ESA mission of 1.4 billion, important contribution of Italy (ANSA)


At Cape Canaveral, everything is ready for Saturday's launch of Euclid, the European Space Agency's €1.4 billion mission designed to find out what dark matter and energy that occupy 95% of the universe are made of. The departure is scheduled for 17:12 Italian time, with a Falcon 9 rocket of Elon Musk's SpaceX company.

Italy collaborates in this mission in an important way under the guidance of the Italian Space Agency, with the National Institute of Astrophysics, the National Institute of Nuclear Physics and numerous universities, including those of Bologna, Ferrara, Turin, Genoa, Salento and Trieste, University of Milan, Sapienza of Rome, Roma Tre, Sissa and Cisas. ASI, with Inaf and Infn, also leads the temporary Association of Companies that contributed to the instruments, with Ohb Italia mandataria, Sab Aerospace and Temis principals.

After launch, Euclid will travel for about a month to get to 1.5 million kilometers from Earth, in the so-called Lagrange point 2 (L2), where the influence of Earth, Moon and Sun are balanced and the satellite can work undisturbed.

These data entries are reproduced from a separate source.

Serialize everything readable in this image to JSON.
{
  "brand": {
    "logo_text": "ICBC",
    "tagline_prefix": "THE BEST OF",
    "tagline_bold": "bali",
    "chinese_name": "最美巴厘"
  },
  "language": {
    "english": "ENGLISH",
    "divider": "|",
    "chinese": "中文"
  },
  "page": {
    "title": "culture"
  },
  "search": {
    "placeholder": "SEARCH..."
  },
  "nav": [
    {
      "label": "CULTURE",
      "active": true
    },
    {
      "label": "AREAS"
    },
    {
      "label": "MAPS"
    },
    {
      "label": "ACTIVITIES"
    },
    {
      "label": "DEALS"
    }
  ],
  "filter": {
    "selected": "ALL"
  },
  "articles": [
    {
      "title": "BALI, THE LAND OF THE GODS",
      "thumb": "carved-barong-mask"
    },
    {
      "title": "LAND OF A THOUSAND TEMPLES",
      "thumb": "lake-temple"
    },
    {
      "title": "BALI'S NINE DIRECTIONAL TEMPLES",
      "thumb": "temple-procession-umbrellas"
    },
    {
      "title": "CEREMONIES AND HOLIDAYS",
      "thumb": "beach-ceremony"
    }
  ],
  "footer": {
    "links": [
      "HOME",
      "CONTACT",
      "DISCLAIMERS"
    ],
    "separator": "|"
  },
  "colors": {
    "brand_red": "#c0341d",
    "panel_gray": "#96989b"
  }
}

Once it arrives at its destination, it will take another two months to test and calibrate the scientific instruments with which it will create the largest and most precise 3D map of the Universe.

"In the next six years Euclid will observe about a third of the sky, building huge maps both of the distribution of galaxies, and therefore of the matter visible to us, and of the matter whose presence we notice only through its gravitational effects, and therefore obscures", explains Luigi Guzzo, professor of astronomy and astrophysics at the State University of Milan and one of the founders, as well as scientific coordinator of the project. "We can think of Euclid as a great cartographic project, which will reconstruct the geography of a huge part of the Universe around us. Euclid will produce a database of images, measurements and information about billions of galaxies over a third of the visible sky, leaving an invaluable legacy for researchers in the coming decades."